A Hawkish Pivot: Nomura Forecasts Extended Fed Hold
In a notable shift of its monetary policy outlook, Nomura Securities has published a revised forecast suggesting a more prolonged period of restrictive interest rates from the U.S. Federal Reserve. The firm's latest analysis indicates that the current policy rate level could be maintained all the way through 2026.
Key Revisions to the Rate Path
This update represents a significant departure from the brokerage's previous stance. According to research released on May 22nd, Nomura has formally retracted its earlier expectations for the Fed to initiate rate cuts in September and December of this year.
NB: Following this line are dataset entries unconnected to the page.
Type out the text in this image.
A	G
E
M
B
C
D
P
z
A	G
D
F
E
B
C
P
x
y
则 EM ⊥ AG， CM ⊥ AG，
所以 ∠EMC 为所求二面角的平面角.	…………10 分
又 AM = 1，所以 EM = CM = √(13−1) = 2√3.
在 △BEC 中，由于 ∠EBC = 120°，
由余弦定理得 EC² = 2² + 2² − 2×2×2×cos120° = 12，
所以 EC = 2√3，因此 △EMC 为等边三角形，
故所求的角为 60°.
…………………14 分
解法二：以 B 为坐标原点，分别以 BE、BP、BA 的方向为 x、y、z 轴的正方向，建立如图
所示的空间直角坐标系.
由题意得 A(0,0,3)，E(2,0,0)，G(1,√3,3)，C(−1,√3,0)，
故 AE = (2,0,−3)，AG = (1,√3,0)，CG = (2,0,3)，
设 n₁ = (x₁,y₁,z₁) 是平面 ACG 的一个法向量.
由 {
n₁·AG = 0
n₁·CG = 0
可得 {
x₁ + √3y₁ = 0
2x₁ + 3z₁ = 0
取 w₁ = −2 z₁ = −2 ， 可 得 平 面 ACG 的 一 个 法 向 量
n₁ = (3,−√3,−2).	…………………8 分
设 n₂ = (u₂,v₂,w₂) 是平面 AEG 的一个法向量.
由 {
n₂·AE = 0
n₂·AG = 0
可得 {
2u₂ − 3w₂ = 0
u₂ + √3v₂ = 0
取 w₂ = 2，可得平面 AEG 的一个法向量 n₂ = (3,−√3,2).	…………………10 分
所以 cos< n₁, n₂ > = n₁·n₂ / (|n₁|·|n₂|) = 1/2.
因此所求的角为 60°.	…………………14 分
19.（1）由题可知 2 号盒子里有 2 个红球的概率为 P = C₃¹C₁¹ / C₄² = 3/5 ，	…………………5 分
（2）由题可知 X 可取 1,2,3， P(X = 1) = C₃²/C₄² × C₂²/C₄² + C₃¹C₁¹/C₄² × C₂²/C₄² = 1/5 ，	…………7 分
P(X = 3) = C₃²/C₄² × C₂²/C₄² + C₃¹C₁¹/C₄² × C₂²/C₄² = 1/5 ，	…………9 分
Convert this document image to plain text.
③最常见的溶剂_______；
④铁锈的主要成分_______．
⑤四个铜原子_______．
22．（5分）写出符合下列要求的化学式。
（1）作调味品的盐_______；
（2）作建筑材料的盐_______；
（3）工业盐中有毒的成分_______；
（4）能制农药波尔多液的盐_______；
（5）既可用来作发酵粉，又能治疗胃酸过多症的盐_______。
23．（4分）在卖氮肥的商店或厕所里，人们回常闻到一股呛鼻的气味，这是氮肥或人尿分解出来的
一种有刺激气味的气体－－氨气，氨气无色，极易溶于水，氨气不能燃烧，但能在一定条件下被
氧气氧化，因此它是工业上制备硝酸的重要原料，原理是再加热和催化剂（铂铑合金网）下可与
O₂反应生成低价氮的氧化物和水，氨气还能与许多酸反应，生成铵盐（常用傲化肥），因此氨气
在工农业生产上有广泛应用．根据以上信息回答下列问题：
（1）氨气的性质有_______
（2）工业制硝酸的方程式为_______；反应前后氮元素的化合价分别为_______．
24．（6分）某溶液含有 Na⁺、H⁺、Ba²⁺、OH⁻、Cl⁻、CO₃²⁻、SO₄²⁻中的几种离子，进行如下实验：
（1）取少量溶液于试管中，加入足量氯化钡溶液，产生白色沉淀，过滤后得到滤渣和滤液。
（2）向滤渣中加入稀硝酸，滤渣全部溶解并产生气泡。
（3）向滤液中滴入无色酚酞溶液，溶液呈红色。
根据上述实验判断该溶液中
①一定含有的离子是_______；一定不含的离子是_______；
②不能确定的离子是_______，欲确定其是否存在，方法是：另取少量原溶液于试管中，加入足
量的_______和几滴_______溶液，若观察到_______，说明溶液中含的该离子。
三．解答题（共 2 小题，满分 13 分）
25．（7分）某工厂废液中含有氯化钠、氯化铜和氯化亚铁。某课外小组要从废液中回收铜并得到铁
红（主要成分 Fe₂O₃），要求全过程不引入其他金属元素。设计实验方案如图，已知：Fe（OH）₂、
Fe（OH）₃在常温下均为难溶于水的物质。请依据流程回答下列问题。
The revision is grounded in several critical factors:
- Persistent Inflation Pressures: The slowdown in core inflation measures has been more gradual than anticipated, with service-sector prices proving particularly sticky.
- Resilient Labor Market: Continued strength in employment data and wage growth supports consumer spending, reducing the urgency for policy easing.
- Economic Durability: The U.S. economy has demonstrated surprising vigor, affording the central bank the latitude to maintain a restrictive stance longer to fully anchor inflation expectations.
Implications for Markets and Investors
If Nomura's projection materializes, financial markets would need to adjust to a protracted "higher-for-longer" interest rate environment. The potential ramifications span multiple asset classes:
- Bond yields could remain elevated for an extended period, testing the shape of the yield curve.
- Valuations for interest-rate-sensitive growth and technology stocks may face continued pressure.
- The relative appeal of U.S. dollar-denominated assets could increase, providing underlying support for the currency.
While not the consensus view, Nomura's stance serves as a cautionary note against overly optimistic expectations for imminent policy easing, highlighting the upside risks to the interest rate trajectory.